Metam-me numa sepultura antiga, onde já só haja ossos.
— Não
há! — irritava-se agora o outro oficial. —
A revolução de 1848 aumentou tragicamente o fluxo normal de mortos. Todas
as campas possíveis foram utilizadas. E esses mortos ainda não
estão em condições de levantar.
— Sei
bem o que fizeste, safado! — contra-atacava a falecida. —
Deixaste sepultar lá gente de outras terras, a troco de uns quantos
“napoleões”.
— Estou
farto disto! — esbravejou o visado. — Ou que estamos a guardar as
campas para os amigos, ou que só as damos a quem paga bem; agora são
os mortos de outras terras. Eu vou-me embora.
E,
dito isto, retirou-se em grandes passadas. Pouco depois, era a vez do
segundo oficial abandonar o cemitério, após Dona Clarisse sugerir
que ele exercia estas funções por favorecimento do padre. Este
dirigiu-se então à finada com palavras que denunciavam já uma
irritação mais própria de um homem dominado pelas emoções
primárias do ser humano do que pela sábia serenidade de um
intermediário do sagrado.
— Ó,
Dona Clarisse, eu não lhe admito isso! A senhora não pense que pode
dizer o que lhe apetece, só porque está morta. Vamos lá esclarecer
uma coisa: nós não vamos ficar aqui a tarde toda a discutir os
pequenos caprichos da senhora. Daqui a pouco é noite e, se não se
decide depressa, fica aqui mesmo, tal e qual, de tampa aberta. Pode
ser que os lobos cá venham fazer-lhe companhia... Agora, escolha!
— Você
não pense que me assusta, com esse palavreado, seu badameco, que eu
de si não tenho medo! — redarguiu Dona Clarisse, de voz alterada.

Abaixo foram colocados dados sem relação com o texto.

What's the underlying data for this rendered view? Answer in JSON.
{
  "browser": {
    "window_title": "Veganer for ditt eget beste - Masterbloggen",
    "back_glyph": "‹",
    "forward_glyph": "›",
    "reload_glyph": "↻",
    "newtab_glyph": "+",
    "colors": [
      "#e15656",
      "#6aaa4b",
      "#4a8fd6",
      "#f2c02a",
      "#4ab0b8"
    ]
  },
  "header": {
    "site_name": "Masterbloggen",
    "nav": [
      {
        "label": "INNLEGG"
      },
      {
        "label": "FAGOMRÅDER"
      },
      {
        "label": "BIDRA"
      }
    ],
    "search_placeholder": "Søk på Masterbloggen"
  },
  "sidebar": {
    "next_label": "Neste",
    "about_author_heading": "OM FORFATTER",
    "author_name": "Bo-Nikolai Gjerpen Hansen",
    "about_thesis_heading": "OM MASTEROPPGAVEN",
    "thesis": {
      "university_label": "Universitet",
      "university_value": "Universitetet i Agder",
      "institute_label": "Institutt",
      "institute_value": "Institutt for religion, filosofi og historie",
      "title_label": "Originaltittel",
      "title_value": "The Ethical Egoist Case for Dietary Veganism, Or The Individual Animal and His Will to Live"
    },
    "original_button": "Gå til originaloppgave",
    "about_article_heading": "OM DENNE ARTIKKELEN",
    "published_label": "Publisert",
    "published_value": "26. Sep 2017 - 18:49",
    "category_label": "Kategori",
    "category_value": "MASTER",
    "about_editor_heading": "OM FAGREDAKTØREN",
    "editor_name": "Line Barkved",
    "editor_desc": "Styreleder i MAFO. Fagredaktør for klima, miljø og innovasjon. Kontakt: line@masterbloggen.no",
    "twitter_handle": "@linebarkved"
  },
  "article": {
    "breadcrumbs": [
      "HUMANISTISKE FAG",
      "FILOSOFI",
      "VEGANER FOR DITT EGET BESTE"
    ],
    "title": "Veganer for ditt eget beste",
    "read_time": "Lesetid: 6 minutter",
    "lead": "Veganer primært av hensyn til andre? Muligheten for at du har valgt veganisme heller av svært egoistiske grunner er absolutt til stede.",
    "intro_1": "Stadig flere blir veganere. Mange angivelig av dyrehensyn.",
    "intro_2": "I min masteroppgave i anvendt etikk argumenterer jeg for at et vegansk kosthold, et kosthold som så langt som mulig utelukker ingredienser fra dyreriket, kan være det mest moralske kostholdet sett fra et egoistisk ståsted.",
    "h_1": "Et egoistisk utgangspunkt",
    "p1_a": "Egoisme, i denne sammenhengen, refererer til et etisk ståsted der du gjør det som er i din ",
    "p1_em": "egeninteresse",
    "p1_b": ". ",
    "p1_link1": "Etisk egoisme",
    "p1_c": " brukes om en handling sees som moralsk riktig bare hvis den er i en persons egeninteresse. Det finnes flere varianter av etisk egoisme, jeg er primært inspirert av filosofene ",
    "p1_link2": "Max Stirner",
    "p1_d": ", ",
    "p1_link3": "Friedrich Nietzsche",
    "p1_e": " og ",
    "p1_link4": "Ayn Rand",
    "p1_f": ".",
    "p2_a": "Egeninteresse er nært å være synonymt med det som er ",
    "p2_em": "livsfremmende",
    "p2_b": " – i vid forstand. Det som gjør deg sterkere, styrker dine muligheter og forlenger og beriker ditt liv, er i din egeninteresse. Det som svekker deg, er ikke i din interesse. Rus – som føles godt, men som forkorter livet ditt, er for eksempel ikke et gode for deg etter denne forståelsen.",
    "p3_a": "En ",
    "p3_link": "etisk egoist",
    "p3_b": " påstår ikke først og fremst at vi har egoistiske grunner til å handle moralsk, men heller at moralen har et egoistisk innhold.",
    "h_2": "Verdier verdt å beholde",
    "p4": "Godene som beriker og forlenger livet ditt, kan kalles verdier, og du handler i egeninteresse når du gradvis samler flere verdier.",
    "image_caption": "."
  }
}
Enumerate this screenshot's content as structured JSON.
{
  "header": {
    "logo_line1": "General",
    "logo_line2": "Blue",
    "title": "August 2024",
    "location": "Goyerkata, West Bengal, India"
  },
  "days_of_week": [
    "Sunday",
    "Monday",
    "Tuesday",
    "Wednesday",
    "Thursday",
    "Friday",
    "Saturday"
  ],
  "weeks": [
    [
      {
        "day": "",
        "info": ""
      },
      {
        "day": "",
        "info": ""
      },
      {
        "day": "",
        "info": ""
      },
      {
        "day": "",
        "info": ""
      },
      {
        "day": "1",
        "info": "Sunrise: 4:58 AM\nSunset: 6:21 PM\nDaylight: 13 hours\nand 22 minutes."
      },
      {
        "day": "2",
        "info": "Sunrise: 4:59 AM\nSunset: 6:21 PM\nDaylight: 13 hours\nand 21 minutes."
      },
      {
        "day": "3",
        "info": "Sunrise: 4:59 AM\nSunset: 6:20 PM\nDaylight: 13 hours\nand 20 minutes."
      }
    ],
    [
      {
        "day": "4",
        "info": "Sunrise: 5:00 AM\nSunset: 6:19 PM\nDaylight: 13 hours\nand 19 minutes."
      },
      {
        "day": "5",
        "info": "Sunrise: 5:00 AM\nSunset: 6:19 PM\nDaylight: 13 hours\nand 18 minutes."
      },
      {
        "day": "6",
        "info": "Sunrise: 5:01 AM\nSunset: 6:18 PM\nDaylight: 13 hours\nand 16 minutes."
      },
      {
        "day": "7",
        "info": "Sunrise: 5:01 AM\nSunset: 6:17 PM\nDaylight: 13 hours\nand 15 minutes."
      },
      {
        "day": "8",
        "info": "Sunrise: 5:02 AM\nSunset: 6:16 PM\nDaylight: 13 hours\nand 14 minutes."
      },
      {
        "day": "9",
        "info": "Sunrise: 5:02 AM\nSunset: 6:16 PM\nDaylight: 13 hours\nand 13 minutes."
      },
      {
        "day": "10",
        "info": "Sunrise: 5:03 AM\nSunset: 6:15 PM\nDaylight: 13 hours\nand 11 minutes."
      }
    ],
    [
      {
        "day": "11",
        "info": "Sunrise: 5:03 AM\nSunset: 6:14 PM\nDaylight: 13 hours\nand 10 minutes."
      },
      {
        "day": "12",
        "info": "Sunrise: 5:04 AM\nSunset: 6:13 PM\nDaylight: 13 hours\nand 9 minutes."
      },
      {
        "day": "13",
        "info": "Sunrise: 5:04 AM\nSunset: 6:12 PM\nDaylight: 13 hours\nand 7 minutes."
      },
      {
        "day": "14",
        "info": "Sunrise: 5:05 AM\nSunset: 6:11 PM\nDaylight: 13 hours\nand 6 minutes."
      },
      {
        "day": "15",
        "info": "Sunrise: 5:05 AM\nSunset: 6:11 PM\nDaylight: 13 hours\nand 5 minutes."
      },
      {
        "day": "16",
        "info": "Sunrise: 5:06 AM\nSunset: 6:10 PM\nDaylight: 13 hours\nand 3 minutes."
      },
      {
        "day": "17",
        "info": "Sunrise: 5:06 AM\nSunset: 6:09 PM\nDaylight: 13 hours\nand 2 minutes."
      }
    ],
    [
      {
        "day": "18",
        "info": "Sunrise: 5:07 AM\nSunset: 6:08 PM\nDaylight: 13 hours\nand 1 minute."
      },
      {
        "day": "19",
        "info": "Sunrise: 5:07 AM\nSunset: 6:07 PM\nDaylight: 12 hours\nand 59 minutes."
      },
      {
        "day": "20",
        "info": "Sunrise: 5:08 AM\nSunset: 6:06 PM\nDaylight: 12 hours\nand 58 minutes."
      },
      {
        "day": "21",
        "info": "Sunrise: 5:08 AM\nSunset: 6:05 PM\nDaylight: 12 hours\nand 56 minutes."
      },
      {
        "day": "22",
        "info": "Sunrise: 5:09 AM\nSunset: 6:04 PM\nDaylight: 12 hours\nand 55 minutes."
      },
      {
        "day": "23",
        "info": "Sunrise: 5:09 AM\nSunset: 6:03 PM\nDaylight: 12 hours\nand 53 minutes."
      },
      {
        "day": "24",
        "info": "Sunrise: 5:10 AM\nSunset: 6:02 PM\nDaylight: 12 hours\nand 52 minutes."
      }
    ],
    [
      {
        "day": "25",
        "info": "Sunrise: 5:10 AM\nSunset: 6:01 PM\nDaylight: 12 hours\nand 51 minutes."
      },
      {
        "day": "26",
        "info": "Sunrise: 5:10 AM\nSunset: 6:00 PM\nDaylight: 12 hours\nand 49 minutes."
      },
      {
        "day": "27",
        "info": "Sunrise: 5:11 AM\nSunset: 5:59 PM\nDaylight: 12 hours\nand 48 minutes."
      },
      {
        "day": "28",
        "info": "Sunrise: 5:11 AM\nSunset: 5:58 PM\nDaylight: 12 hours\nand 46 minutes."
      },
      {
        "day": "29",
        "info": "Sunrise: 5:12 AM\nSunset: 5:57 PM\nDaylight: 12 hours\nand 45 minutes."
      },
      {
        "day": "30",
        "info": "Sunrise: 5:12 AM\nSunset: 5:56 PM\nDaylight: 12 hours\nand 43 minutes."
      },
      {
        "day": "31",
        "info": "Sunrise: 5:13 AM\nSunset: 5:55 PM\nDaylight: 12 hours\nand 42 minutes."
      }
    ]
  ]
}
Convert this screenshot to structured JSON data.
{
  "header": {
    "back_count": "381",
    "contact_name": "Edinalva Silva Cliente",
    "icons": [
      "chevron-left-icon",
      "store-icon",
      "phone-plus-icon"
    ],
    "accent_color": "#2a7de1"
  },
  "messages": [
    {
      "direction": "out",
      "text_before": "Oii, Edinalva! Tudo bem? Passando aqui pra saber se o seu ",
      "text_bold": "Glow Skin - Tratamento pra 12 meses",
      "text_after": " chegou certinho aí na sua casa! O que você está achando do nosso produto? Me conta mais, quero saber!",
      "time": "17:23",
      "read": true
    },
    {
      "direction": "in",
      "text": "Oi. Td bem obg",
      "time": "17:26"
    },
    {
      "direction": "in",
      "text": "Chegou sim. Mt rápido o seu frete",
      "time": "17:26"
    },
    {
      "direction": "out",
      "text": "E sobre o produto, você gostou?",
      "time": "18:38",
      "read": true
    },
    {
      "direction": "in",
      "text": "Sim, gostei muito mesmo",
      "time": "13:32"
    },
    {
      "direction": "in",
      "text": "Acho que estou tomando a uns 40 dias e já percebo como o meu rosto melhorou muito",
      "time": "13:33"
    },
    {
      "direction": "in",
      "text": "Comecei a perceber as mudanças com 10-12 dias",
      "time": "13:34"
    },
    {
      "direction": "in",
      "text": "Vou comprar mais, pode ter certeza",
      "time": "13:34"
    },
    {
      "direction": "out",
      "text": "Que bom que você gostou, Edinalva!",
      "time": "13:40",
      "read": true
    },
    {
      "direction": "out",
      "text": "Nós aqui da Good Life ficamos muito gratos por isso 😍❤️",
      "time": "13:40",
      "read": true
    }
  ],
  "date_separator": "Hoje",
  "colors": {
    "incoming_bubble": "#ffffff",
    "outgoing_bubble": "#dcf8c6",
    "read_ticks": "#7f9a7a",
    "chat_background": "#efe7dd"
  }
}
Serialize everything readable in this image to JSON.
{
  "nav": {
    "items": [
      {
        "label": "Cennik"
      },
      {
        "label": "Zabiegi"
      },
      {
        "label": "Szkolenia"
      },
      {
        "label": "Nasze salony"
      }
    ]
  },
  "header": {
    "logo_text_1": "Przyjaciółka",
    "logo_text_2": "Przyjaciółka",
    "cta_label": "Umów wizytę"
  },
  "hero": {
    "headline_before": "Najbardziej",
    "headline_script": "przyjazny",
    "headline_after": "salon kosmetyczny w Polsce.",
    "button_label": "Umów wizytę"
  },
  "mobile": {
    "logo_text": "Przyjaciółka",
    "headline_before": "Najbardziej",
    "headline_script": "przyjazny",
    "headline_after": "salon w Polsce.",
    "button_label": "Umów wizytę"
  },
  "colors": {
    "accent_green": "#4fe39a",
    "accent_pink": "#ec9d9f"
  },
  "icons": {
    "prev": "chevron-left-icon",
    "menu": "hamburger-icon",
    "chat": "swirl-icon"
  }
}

— Você é que tem com que se preocupar, se não me levar já para
o cemitério velho. Ou pensa que eu não sei as propostas que fez à
minha sobrinha mais nova? Agora é que o povo todo vai ficar a saber
a quem se tem andado a confessar!
Estas
palavras foram de mais para o pároco de Ornans. As suas mãos
largaram o breviário e lançaram-se ao pescoço de Dona Clarisse,
numa tentativa vã de estrangular uma morta. O gesto tresloucado foi
rapidamente travado por alguns dos presentes, nomeadamente o regedor
de Ornans e dois assumidos partidários da I República, o que não
impediu que a touca negra da defunta, na confusão, lhe fosse
arrancada da cabeça.
Vista
de fora, a cena era deveras confrangedora. Qualquer cidadão normal
se sentiria angustiado com o desrespeito pelos mortos manifestado por
aquela assembleia, e pelo comportamento inesperado e impertinente de
um deles.
Terá
sido esse desaforo social que fez Gustave Courbet acordar em
sobressalto. Envolto pelo escuro do seu quarto de Ornans, mantinha
vívidas na retina as imagens violentas a que acabara de assistir.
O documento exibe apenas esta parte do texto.